How do banks, corporate borrowers, and investors in syndicated loans prepare for a benchmark rate that does not exist?
This conundrum is creating tension between stakeholders in the $900 billion market for below-investment-grade corporate loans as the entire financial system contemplates the possibility that Libor, the longtime benchmark for all manner of instruments, may disappear.
The Loan Syndications and Trading Association has suggested that new loan agreements be crafted to allow any loan to switch to a new benchmark without unanimous consent of the investors in that loan. Covenant Review, a research firm that advises corporate loan investors on their rights, objects, arguing that such a measure would open the door to manipulation by the largest banks — which, remember, is the kind of thing that necessitated rethinking Libor in the first place.
This is something of a gray area for leveraged loans, which are underwritten by banks and broadly syndicated among institutional investors.
The current market standard, according to both the LSTA and Covenant Review, requires consent from each affected lender for any amendments that would reduce the rate of interest on a loan. But it’s not clear that any replacement rate would necessarily be lower than the London Interbank Offered Rate. In fact, if Libor no longer exists, it would not be possible to determine if a new reference rate is lower.
Representatives for both the LSTA and Covenant Review declined to comment for this article.
In the years since the Libor rigging scandal, banks have become reluctant to submit quotes used to calculate the average, and those quotes are hypothetical and rarely reflect actual transactions.

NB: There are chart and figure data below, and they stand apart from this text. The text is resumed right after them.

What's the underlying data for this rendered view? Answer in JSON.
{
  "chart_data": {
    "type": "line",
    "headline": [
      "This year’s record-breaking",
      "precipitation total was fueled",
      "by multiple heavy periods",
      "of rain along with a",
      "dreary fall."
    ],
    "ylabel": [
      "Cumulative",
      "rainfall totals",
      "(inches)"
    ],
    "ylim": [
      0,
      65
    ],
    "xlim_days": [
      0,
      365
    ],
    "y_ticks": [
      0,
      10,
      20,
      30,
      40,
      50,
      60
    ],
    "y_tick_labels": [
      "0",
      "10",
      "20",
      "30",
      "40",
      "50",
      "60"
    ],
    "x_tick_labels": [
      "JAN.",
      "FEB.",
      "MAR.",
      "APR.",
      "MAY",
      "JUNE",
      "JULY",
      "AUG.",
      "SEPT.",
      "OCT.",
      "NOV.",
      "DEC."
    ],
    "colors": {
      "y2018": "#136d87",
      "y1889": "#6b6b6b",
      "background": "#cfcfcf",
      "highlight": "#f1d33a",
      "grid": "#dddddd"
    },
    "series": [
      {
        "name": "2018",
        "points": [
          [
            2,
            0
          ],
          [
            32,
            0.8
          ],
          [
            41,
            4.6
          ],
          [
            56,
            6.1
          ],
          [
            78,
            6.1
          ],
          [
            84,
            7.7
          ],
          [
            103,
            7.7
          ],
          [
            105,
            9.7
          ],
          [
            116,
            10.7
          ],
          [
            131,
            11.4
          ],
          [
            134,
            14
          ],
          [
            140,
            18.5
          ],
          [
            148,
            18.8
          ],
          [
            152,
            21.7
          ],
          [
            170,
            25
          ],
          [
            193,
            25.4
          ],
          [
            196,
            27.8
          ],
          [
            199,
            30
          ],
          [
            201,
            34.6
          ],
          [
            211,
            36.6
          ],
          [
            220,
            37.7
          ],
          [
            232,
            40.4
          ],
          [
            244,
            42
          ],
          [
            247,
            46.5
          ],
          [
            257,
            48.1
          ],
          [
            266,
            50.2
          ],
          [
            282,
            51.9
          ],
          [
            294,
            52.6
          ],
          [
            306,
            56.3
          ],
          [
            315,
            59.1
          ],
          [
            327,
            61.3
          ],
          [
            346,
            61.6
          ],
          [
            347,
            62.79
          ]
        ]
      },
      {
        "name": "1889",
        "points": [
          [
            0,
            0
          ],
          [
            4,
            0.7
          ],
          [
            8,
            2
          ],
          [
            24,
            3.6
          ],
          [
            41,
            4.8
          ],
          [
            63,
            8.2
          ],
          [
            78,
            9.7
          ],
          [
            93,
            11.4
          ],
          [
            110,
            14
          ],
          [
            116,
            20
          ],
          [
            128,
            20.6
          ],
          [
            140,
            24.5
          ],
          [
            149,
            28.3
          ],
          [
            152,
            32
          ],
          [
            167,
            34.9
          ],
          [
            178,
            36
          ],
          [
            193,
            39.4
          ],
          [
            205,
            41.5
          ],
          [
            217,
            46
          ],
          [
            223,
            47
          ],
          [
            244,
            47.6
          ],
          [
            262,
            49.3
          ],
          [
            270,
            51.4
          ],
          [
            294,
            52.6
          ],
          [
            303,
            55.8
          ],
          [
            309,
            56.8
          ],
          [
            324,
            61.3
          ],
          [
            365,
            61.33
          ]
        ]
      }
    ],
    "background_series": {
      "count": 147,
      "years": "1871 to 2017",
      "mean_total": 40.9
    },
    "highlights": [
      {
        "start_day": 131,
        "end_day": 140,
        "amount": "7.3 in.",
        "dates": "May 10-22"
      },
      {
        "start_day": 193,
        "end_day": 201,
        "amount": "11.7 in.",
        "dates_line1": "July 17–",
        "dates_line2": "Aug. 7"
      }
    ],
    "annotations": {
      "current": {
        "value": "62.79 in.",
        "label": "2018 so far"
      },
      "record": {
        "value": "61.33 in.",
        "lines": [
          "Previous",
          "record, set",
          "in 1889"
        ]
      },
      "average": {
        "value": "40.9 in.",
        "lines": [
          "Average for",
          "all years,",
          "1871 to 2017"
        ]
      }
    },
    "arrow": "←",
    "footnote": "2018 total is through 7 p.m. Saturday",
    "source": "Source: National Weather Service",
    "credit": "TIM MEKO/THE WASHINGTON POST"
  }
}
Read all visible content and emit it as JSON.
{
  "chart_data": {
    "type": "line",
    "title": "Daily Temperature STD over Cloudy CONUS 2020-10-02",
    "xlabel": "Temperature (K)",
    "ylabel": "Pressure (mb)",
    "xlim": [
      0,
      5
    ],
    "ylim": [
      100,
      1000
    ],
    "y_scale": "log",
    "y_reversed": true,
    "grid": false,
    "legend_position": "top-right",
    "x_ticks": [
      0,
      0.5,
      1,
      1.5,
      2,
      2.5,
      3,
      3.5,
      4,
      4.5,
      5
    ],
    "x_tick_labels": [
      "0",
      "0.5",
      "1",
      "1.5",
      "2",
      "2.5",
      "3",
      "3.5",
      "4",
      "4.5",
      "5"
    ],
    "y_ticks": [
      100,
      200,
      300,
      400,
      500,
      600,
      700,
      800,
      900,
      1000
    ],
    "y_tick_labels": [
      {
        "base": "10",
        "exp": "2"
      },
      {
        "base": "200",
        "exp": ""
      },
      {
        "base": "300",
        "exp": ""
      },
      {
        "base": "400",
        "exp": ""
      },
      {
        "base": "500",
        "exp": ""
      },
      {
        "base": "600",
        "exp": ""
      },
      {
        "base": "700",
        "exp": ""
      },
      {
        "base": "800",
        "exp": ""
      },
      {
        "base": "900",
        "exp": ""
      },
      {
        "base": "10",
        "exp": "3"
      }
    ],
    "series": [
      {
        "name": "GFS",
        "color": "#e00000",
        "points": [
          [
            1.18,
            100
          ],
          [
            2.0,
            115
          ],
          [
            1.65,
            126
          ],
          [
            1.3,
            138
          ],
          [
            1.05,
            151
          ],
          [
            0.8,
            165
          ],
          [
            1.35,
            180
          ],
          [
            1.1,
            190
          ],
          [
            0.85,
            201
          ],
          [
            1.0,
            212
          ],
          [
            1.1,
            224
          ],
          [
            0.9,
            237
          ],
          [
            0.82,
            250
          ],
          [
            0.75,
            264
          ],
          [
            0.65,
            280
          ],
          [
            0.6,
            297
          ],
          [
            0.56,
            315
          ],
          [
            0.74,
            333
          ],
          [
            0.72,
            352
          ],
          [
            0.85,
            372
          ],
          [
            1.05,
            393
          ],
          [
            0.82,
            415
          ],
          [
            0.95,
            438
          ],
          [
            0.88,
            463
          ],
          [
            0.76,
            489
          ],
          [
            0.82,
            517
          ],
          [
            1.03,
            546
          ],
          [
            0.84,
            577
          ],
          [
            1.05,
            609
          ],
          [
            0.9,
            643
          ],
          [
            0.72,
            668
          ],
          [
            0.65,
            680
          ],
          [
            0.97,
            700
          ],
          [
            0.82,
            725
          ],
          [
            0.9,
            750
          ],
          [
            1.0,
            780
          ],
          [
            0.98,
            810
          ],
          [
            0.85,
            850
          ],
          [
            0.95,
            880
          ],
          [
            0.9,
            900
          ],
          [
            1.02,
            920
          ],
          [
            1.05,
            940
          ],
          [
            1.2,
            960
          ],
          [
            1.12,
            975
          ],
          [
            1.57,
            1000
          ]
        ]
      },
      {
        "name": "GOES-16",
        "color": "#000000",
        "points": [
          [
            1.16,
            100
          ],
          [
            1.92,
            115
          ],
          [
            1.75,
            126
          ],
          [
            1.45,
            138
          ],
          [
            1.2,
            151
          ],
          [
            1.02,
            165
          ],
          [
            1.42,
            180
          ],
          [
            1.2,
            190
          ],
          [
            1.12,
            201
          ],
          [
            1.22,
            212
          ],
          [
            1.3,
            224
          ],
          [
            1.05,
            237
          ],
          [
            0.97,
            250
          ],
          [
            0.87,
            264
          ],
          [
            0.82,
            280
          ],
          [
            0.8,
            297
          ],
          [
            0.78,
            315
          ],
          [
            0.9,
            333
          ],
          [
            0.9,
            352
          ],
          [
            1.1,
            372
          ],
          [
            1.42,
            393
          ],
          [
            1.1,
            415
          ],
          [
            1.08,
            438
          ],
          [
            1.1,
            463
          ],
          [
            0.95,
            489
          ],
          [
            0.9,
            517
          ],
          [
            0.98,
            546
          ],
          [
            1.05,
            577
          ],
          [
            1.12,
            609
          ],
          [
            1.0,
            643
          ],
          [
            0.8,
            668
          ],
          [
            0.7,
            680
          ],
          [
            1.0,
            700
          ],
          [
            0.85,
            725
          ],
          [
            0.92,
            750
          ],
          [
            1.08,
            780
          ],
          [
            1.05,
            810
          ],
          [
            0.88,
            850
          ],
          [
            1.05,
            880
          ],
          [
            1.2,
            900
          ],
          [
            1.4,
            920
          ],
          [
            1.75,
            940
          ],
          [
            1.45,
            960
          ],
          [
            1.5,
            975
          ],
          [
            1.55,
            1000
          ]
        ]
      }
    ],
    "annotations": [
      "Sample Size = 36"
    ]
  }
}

In July, the U.K. Financial Conduct Authority said that it would phase out the benchmark by 2021.
Some credit agreements provide for a fallback in case Libor is unavailable, though these were generally designed for temporary disruptions, not a permanent one, the LSTA said in a recent presentation. The agreements may call for an interpolated rate or quotes from designated banks. In the case of certain trigger events, some Libor loans covert to base-rate or prime-rate loans.
U.S. regulators have proposed a new benchmark, to be called the Broad Treasuries Repo Financing Rate, but it does not yet exist. Moreover, it is designed for the swaps market, and may not be well-suited to loans and collateralized loan obligations.
With no clear replacement rate in the offing, new loan documents cannot be drafted to accommodate a new benchmark. So the LSTA says interested parties might consider “hardwiring” credit agreements with the ability to adopt a new benchmark with less than 100% of lenders on board, according to a written summary of the webcast published on the trade group’s website.
That idea does not sit well with Covenant Review.
“We suggest that our subscribers consider resisting any provisions that would permit a replacement rate without majority consent,” the research firm stated in a report published Friday.
It warned that “money center banks have the potential ability to control the selection of replacement reference rate and significantly affect the competitive dynamics of the lending market.”
The report acknowledges that it may not be possible to know whether a new benchmark would result in a lower interest rate. Nevertheless, analysts at the firm argue that “if a replacement reference rate could potentially result in a lower interest rate, then a good argument exists that an amendment to replace Libor with a new reference rate would require unanimous approval.”
Covenant Review also warned its clients that they should not assume that any rate proposed by the Alternative Reference Rates Committee, established by regulators to find a Libor replacement, will be suitable for U.S. loans. It noted that the committee is focused on a rate that is appropriate for over-the-counter swaps, not loans, and that the committee’s members are banks. There are a handful of institutional lenders in an advisory group, but they merely provide feedback.
“We think institutional lenders should get a seat at the main table in any discussion of replacement reference rates,” the report states. “We do not think that the interest of money center banks and institutional investors are aligned on this issue. The control of AARC by money center banks, together with a majority consent provision to select a replacement rate increases the potential for mischief.”
Covenant Review also pointed to a potential “escape clause” for investors, known as the “yank a bank” provision, which permits the borrower to replace any objecting lender in connection with an amendment requiring unanimous or “affected lender” consent. The dissenters would get their principal back, but they’d have to put it to work somewhere else.